Sevrée de victoire depuis 2001 en Principauté, la Scuderia, après avoir subi la loi de Red Bull, roule aujourd’hui dans l’ombre de Mercedes avec une voiture ratée et des pilotes agacés

Sevrée de victoire depuis 2001 en Principauté, la Scuderia, après avoir subi la loi de Red Bull, roule aujourd’hui dans l’ombre de Mercedes avec une voiture ratée et des pilotes agacés

C'est une image qui commence à jaunir. L'image d'un bonheur rougeoyant flétrie par la patine du temps. Treize ans déjà...

Sur les tablettes du Grand Prix de Monaco, il faut en effet faire une marche arrière puissance 13 pour trouver trace de l'ultime galop triomphal du cheval cabré. Remonter jusqu'au 27 mai 2001, le dernier jour de gloire de Michael Schumacher au pied du Rocher.
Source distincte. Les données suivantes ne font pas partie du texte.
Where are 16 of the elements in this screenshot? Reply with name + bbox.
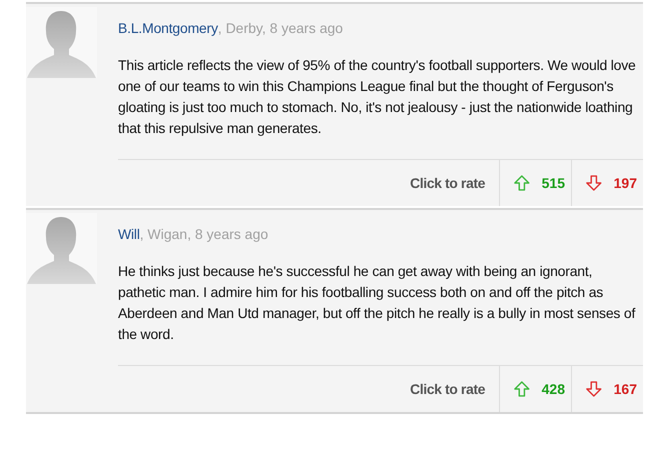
comment-meta: , Wigan, 8 years ago (140, 226, 268, 242)
author-link[interactable]: B.L.Montgomery (118, 20, 218, 36)
rate-label: Click to rate (410, 381, 485, 397)
up-arrow-icon (514, 380, 530, 398)
downvote-button[interactable]: 197 (571, 160, 643, 206)
upvote-button[interactable]: 515 (499, 160, 571, 206)
downvote-button[interactable]: 167 (571, 366, 643, 412)
rate-label: Click to rate (410, 175, 485, 191)
author-link[interactable]: Will (118, 226, 140, 242)
comment-meta: , Derby, 8 years ago (218, 20, 343, 36)
up-arrow-icon (514, 174, 530, 192)
comment-text: This article reflects the view of 95% of the country's football supporters. We would love one of our teams to win this Champions League final but the thought of Ferguson's gloating is just too much to stomach. No, it's not jealousy - just the nationwide loathing that this repulsive man generates. (118, 56, 637, 138)
comment-text: He thinks just because he's successful he can get away with being an ignorant, pathetic man. I admire him for his footballing success both on and off the pitch as Aberdeen and Man Utd manager, but off the pitch he really is a bully in most senses of the word. (118, 262, 636, 344)
down-arrow-icon (586, 174, 602, 192)
down-arrow-icon (586, 380, 602, 398)
upvote-button[interactable]: 428 (499, 366, 571, 412)
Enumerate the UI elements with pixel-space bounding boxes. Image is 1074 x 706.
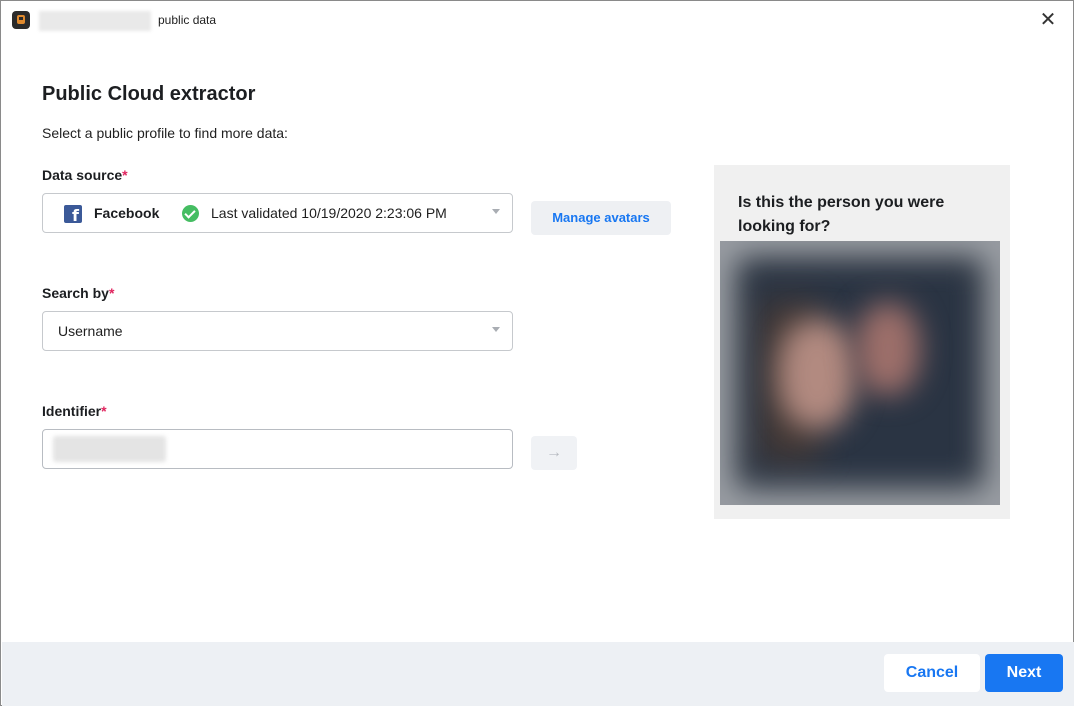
dialog-window: public data ✕ Public Cloud extractor Sel… bbox=[0, 0, 1074, 706]
identifier-input[interactable] bbox=[42, 429, 513, 469]
check-circle-icon bbox=[182, 205, 199, 222]
search-by-label: Search by* bbox=[42, 285, 114, 301]
required-mark: * bbox=[101, 403, 107, 419]
app-icon bbox=[12, 11, 30, 29]
chevron-down-icon bbox=[492, 209, 500, 214]
redacted-identifier-value bbox=[53, 436, 166, 462]
window-title: public data bbox=[158, 13, 217, 27]
redacted-title bbox=[39, 11, 151, 31]
close-icon[interactable]: ✕ bbox=[1037, 9, 1059, 31]
data-source-select[interactable]: f Facebook Last validated 10/19/2020 2:2… bbox=[42, 193, 513, 233]
title-bar: public data ✕ bbox=[1, 1, 1073, 41]
facebook-icon: f bbox=[64, 205, 82, 225]
preview-question: Is this the person you were looking for? bbox=[738, 194, 945, 235]
required-mark: * bbox=[122, 167, 128, 183]
identifier-label-text: Identifier bbox=[42, 403, 102, 419]
required-mark: * bbox=[108, 285, 115, 301]
search-by-label-text: Search by bbox=[42, 285, 109, 301]
facebook-icon-glyph: f bbox=[72, 206, 79, 225]
next-button[interactable]: Next bbox=[985, 654, 1063, 692]
validation-status: Last validated 10/19/2020 2:23:06 PM bbox=[211, 205, 447, 221]
search-by-value: Username bbox=[58, 323, 123, 339]
chevron-down-icon bbox=[492, 327, 500, 332]
profile-preview-panel: Is this the person you were looking for? bbox=[714, 165, 1010, 519]
manage-avatars-button[interactable]: Manage avatars bbox=[531, 201, 671, 235]
identifier-label: Identifier* bbox=[42, 403, 107, 419]
profile-photo bbox=[720, 241, 1000, 505]
data-source-label-text: Data source bbox=[42, 167, 123, 183]
page-subtitle: Select a public profile to find more dat… bbox=[42, 125, 288, 141]
submit-arrow-button[interactable]: → bbox=[531, 436, 577, 470]
data-source-label: Data source* bbox=[42, 167, 128, 183]
search-by-select[interactable]: Username bbox=[42, 311, 513, 351]
page-title: Public Cloud extractor bbox=[42, 83, 256, 105]
data-source-network: Facebook bbox=[94, 205, 160, 221]
cancel-button[interactable]: Cancel bbox=[884, 654, 980, 692]
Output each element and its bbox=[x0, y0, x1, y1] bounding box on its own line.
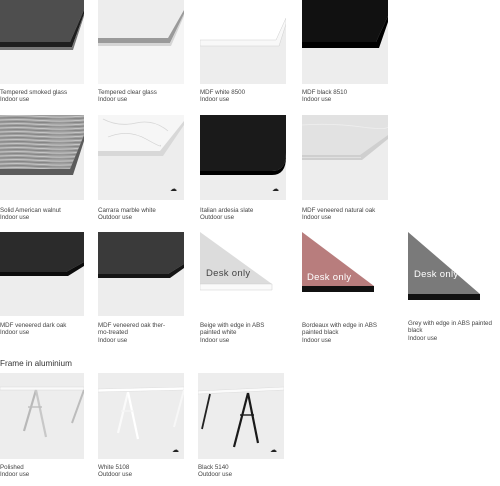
swatch-mdf-veneered-dark-oak[interactable] bbox=[0, 232, 84, 316]
frame-name: Black 5140 bbox=[198, 464, 229, 471]
swatch-caption: Tempered smoked glass Indoor use bbox=[0, 89, 67, 104]
outdoor-use-icon: ☁ bbox=[270, 447, 277, 454]
swatch-name: Tempered smoked glass bbox=[0, 89, 68, 96]
swatch-name-cont: mo-treated bbox=[98, 329, 128, 337]
swatch-mdf-black-8510[interactable] bbox=[302, 0, 388, 84]
swatch-use: Indoor use bbox=[408, 334, 438, 342]
swatch-mdf-veneered-natural-oak[interactable] bbox=[302, 115, 388, 200]
frame-caption: Black 5140 Outdoor use bbox=[198, 464, 232, 479]
swatch-caption: Italian ardesia slate Outdoor use bbox=[200, 207, 253, 222]
swatch-use: Indoor use bbox=[200, 96, 230, 104]
swatch-use: Indoor use bbox=[302, 214, 332, 222]
desk-only-label: Desk only bbox=[414, 269, 459, 280]
frame-caption: White 5108 Outdoor use bbox=[98, 464, 132, 479]
swatch-caption: Tempered clear glass Indoor use bbox=[98, 89, 157, 104]
swatch-solid-american-walnut[interactable] bbox=[0, 115, 84, 200]
swatch-name: Tempered clear glass bbox=[98, 89, 157, 96]
swatch-name-cont: black bbox=[408, 327, 423, 335]
swatch-caption: MDF veneered natural oak Indoor use bbox=[302, 207, 375, 222]
swatch-use: Indoor use bbox=[200, 336, 230, 344]
swatch-caption: Bordeaux with edge in ABS painted black … bbox=[302, 322, 377, 344]
swatch-grey-abs-black[interactable] bbox=[408, 232, 482, 304]
swatch-use: Indoor use bbox=[302, 96, 332, 104]
swatch-mdf-veneered-oak-thermo-treated[interactable] bbox=[98, 232, 184, 316]
swatch-name-cont: painted black bbox=[302, 329, 339, 337]
frame-polished[interactable] bbox=[0, 373, 84, 459]
section-title: Frame in aluminium bbox=[0, 359, 72, 368]
swatch-use: Outdoor use bbox=[200, 214, 235, 222]
swatch-caption: MDF white 8500 Indoor use bbox=[200, 89, 245, 104]
swatch-name: MDF white 8500 bbox=[200, 89, 246, 96]
swatch-name: Carrara marble white bbox=[98, 207, 156, 214]
swatch-name: Italian ardesia slate bbox=[200, 207, 254, 214]
swatch-mdf-white-8500[interactable] bbox=[200, 0, 286, 84]
swatch-use: Outdoor use bbox=[98, 214, 133, 222]
swatch-use: Indoor use bbox=[0, 214, 30, 222]
outdoor-use-icon: ☁ bbox=[272, 186, 279, 193]
swatch-name: Grey with edge in ABS painted bbox=[408, 320, 492, 327]
swatch-name-cont: painted white bbox=[200, 329, 237, 337]
swatch-name: MDF veneered dark oak bbox=[0, 322, 67, 329]
swatch-caption: MDF black 8510 Indoor use bbox=[302, 89, 347, 104]
swatch-caption: Grey with edge in ABS painted black Indo… bbox=[408, 320, 492, 342]
swatch-use: Indoor use bbox=[0, 96, 30, 104]
swatch-name: MDF black 8510 bbox=[302, 89, 348, 96]
outdoor-use-icon: ☁ bbox=[170, 186, 177, 193]
swatch-name: MDF veneered natural oak bbox=[302, 207, 376, 214]
swatch-use: Indoor use bbox=[0, 329, 30, 337]
swatch-caption: Solid American walnut Indoor use bbox=[0, 207, 61, 222]
outdoor-use-icon: ☁ bbox=[172, 447, 179, 454]
swatch-tempered-smoked-glass[interactable] bbox=[0, 0, 84, 84]
desk-only-label: Desk only bbox=[206, 268, 251, 279]
swatch-use: Indoor use bbox=[98, 96, 128, 104]
swatch-name: Beige with edge in ABS bbox=[200, 322, 265, 329]
swatch-beige-abs-white[interactable] bbox=[200, 232, 274, 298]
swatch-name: Bordeaux with edge in ABS bbox=[302, 322, 377, 329]
frame-name: White 5108 bbox=[98, 464, 130, 471]
swatch-caption: Carrara marble white Outdoor use bbox=[98, 207, 156, 222]
swatch-caption: Beige with edge in ABS painted white Ind… bbox=[200, 322, 264, 344]
swatch-caption: MDF veneered dark oak Indoor use bbox=[0, 322, 66, 337]
frame-caption: Polished Indoor use bbox=[0, 464, 29, 479]
frame-use: Outdoor use bbox=[198, 471, 233, 479]
swatch-bordeaux-abs-black[interactable] bbox=[302, 232, 376, 300]
swatch-use: Indoor use bbox=[98, 336, 128, 344]
frame-name: Polished bbox=[0, 464, 24, 471]
swatch-name: MDF veneered oak ther- bbox=[98, 322, 166, 329]
swatch-name: Solid American walnut bbox=[0, 207, 61, 214]
frame-use: Outdoor use bbox=[98, 471, 133, 479]
desk-only-label: Desk only bbox=[307, 272, 352, 283]
swatch-use: Indoor use bbox=[302, 336, 332, 344]
frame-use: Indoor use bbox=[0, 471, 30, 479]
swatch-caption: MDF veneered oak ther- mo-treated Indoor… bbox=[98, 322, 165, 344]
swatch-tempered-clear-glass[interactable] bbox=[98, 0, 184, 84]
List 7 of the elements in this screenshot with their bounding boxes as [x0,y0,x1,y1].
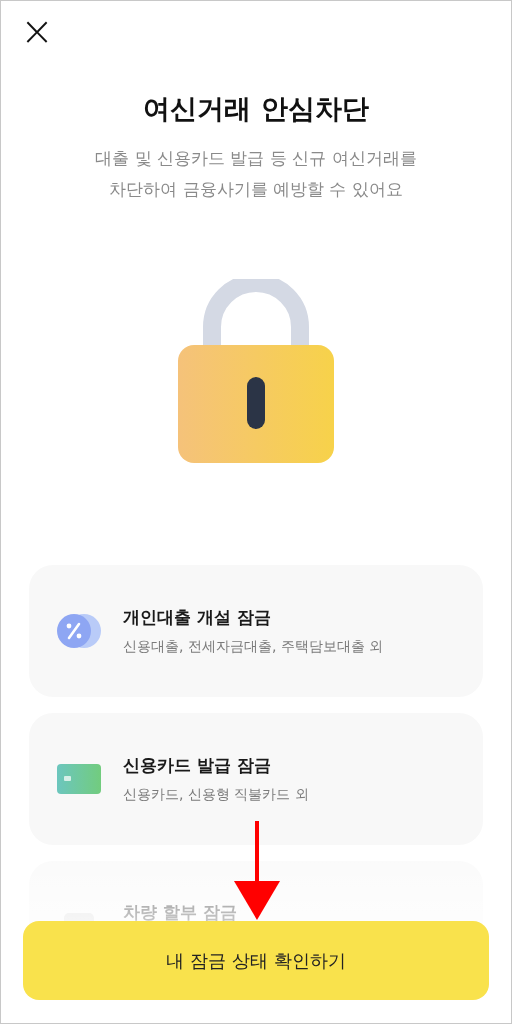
description: 대출 및 신용카드 발급 등 신규 여신거래를 차단하여 금융사기를 예방할 수 있어요 [94,147,418,201]
option-title: 차량 할부 잠금 [123,901,237,923]
option-title: 개인대출 개설 잠금 [123,606,272,628]
page-title: 여신거래 안심차단 [142,92,370,126]
option-subtitle: 신용카드, 신용형 직불카드 외 [123,785,309,804]
option-subtitle: 신용대출, 전세자금대출, 주택담보대출 외 [123,637,384,656]
option-title: 신용카드 발급 잠금 [123,754,272,776]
Arrivé en Principauté assis sur un douillet matelas (trois victoires et deux places de deuxième) confectionné en début de saison, le « Baron rouge », bien qu'ayant manqué la pole d'un souffle la veille, avait su profiter à merveille des déboires de McLaren. Coulthard retardé, Häkkinen stoppé, l'horizon s'était vite dégagé devant les roues des deux F2001 de l'indéboulonnable leader et de Rubens Barrichello. De quoi rééditer le retentissant doublé de 1999 (Schumacher-Irvine).

Impossible de prédire alors la suite de l'histoire. Une disette longue durée. Après avoir patienté deux décennies, entre Maurice Trintignant (1955) et Niki Lauda (1975), puis encore seize ans, entre Gilles Villeneuve (1981) et « Schumi » (1997), la Scuderia est à nouveau engagée dans un tunnel sans fin.

Écarts vertigineux

Sauf miracle ordonné par Sainte-Dévote, la lumière ne jaillira pas ce week-end. Vous avez manqué les cinq épisodes précédents ? Jetez donc un coup d'œil sur le classement du championnat du monde.

Côté pilotes, si Fernando Alonso figure en 3e position, son capital points reflète parfaitement le gouffre qui le sépare des références actuelles : 49 à son crédit contre 100 et 97 respectivement inscrits aux compteurs de Lewis Hamilton et Nico Rosberg.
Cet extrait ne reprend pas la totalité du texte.